Back on October 12th, I posted an article commemorating the tenth anniversary of the brutal murder of Matthew Shepard, the 21 year old gay University of Wyoming student who was killed, not because he was gay but because he had a few bucks in his pocket that two reprobates wanted. (See http://www.genelalor.com/blog1/?p=556.)
I felt it was a fair and even-handed account of the crime and I purposefully avoided any recriminations against Shepard and posited no suggestions as to whether he was in any way responsible for his murder, as in soliciting homosexual sex or in any other way inciting an alleged ”hate crime.”
As far as the record shows, however, Shepard was assaulted and left to die bound to a fence post on a freezing Wyoming night as a result of a robbery and not as a result of hatred against him because of his sexual proclivities.
“Hate crimes,” an invention of liberal thought police, (aren’t just about all violent crimes motivated by some degree of hatred?), are the result of a penchant Americans have toward overcompensating.
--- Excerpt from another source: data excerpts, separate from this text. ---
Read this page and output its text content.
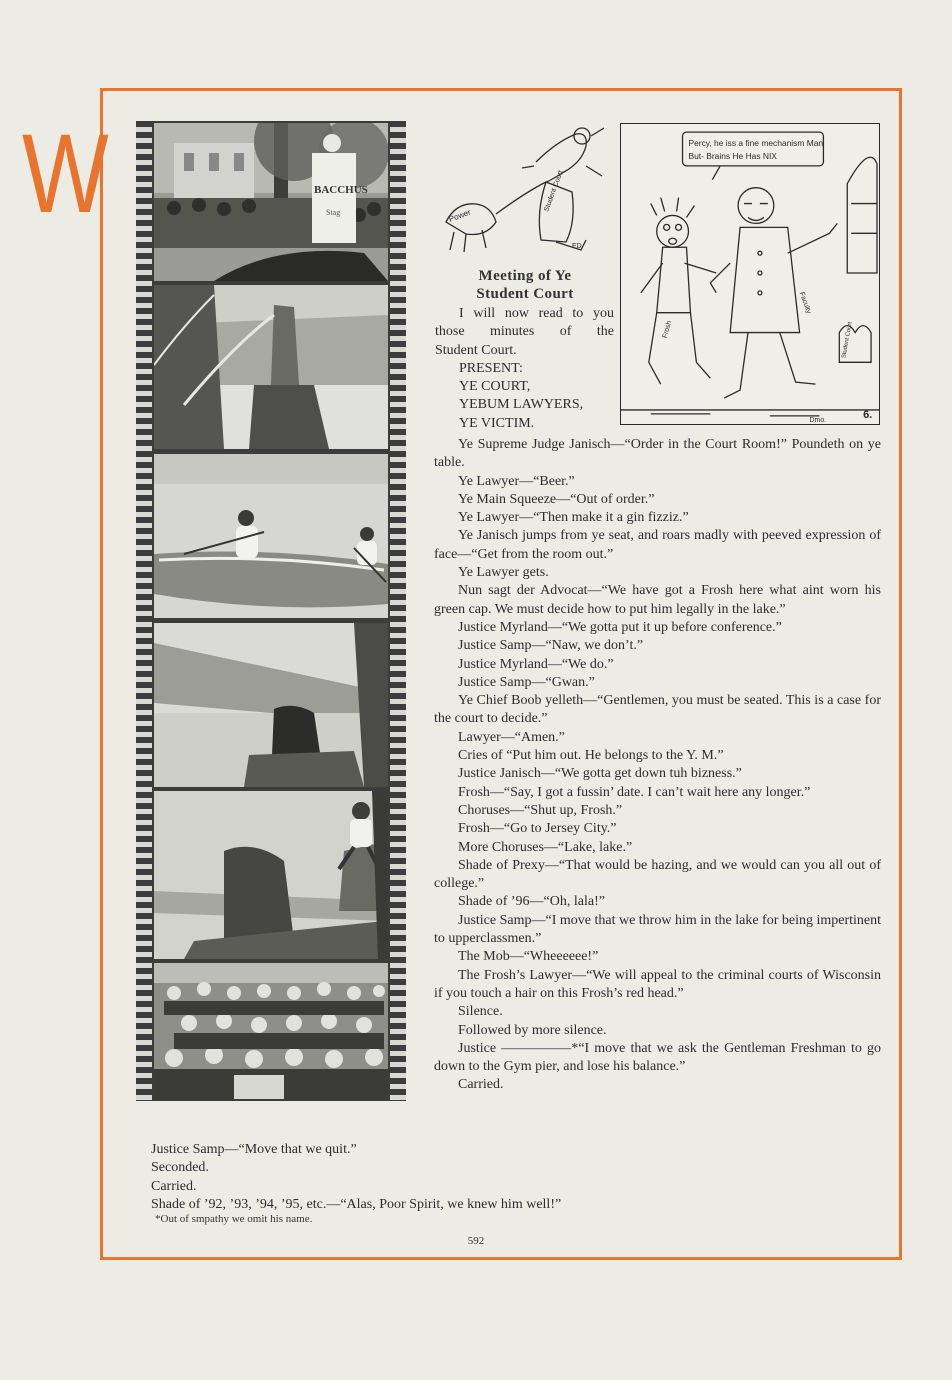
W	BACCHUS
Stag	Power
Student Court
ED
Percy, he iss a fine mechanism Man
But- Brains He Has NIX
Frosh
Faculty
Student Court
Dmo.	6.
Meeting of Ye
Student Court

I will now read to you

those minutes of the

Student Court.

PRESENT:

YE COURT,

YEBUM LAWYERS,

YE VICTIM.

Ye Supreme Judge Janisch—“Order in the Court Room!” Poundeth on ye table.

Ye Lawyer—“Beer.”

Ye Main Squeeze—“Out of order.”

Ye Lawyer—“Then make it a gin fizziz.”

Ye Janisch jumps from ye seat, and roars madly with peeved expression of face—“Get from the room out.”

Ye Lawyer gets.

Nun sagt der Advocat—“We have got a Frosh here what aint worn his green cap. We must decide how to put him legally in the lake.”

Justice Myrland—“We gotta put it up before conference.”

Justice Samp—“Naw, we don’t.”

Justice Myrland—“We do.”

Justice Samp—“Gwan.”

Ye Chief Boob yelleth—“Gentlemen, you must be seated. This is a case for the court to decide.”

Lawyer—“Amen.”

Cries of “Put him out. He belongs to the Y. M.”

Justice Janisch—“We gotta get down tuh bizness.”

Frosh—“Say, I got a fussin’ date. I can’t wait here any longer.”

Choruses—“Shut up, Frosh.”

Frosh—“Go to Jersey City.”

More Choruses—“Lake, lake.”

Shade of Prexy—“That would be hazing, and we would can you all out of college.”

Shade of ’96—“Oh, lala!”

Justice Samp—“I move that we throw him in the lake for being impertinent to upperclassmen.”

The Mob—“Wheeeeee!”

The Frosh’s Lawyer—“We will appeal to the criminal courts of Wisconsin if you touch a hair on this Frosh’s red head.”

Silence.

Followed by more silence.

Justice —————*“I move that we ask the Gentleman Freshman to go down to the Gym pier, and lose his balance.”

Carried.

Justice Samp—“Move that we quit.”

Seconded.

Carried.

Shade of ’92, ’93, ’94, ’95, etc.—“Alas, Poor Spirit, we knew him well!”

*Out of smpathy we omit his name.
592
We’re also suckers for rushing to judgement, a self-righteous need for quick fixes whether that need arises from fiscal fixes, such as bailouts, or perceived societal remedies, such as hate crime laws.
Just as some elements of our society, the mass media, principally, feel that since blacks in the past suffered from legal discrimination, blacks in the present and in the forseeable future should get a free pass when they break the law, so too should homosexuals.
Despite the fact that the prosecutor of the miscreants who beat and left Shepard to die and despite gay-friendly ABC’s expose’ of the truth that what they did was no more inspired by gay-hatred than any other robbery-murder, the case of Matthew Shepard still represents a hate crime landmark which inspired legislation against such heinous acts. (See http://www.wnd.com/index.php?fa=PAGE.view&pageId=77654.)
I hold what seems to be a very simplistic belief that a crime is a crime, that hatred is hatred, and that murder is murder no matter who the assailant or assailants are and no matter whether the victim is homosexual or a proponent of mandatory consumption of hamburger as opposed to vegetarianism.
Apparently, I’m in the minority when it comes to those beliefs.
A man was murdered. He was a young man, just 23, a mere two years older than Matthew Shepard.
A Pennsylvanian businessman stands accused of drugging, raping, and murdering him, a young man from the same neck of the Mid West woods as Matthew Shepard. He was a North Dakotan working as an intern in Philadelphia. (See http://www.kxmb.com/t/jason-shephard/298687.asp.)
His name, coincidentally, was Jason Shephard but he was not homosexual.
Has anyone heard of Jason Shephard?
Matthew Shepard has been wrongfully chosen to be the poster child, which is a demeaning term not of my choosing, of crimes against gays simply because they are gay.
Jason Shephard should rightfully be designated as one symbol of the current, under-reported, homosexual wave of attacks on both children and young adults. Yet Jason is a virtual unknown and Matthew is still a cause celebre’ ten years after his death.
Jason was just a naive kid, a kid from my perspective, who suffered an awful death from anyone’s perspective. Was his murder any less sad and needless and ignominious than the murder of Matthew?
Apparently so since the national media have ignored his murder even if Jason’s was even more reprehensible.
What’s most reprehensible is the fact that Jason Shephard was only one of many victims of homosexuals and that our media continue to bury those stories.
I’ll dare to say that much of our media is either so gay-infested or so infected by political correctness that they can’t see or won’t accept the truth.
Next: The Jesse Dirkhising case, yet another story of homosexual violence and murder which has been deemed unworthy of attention by the mass of the mass media: http://www.armyofgod.com/JesseDirkhising.html.
Will we never learn what’s happening to us?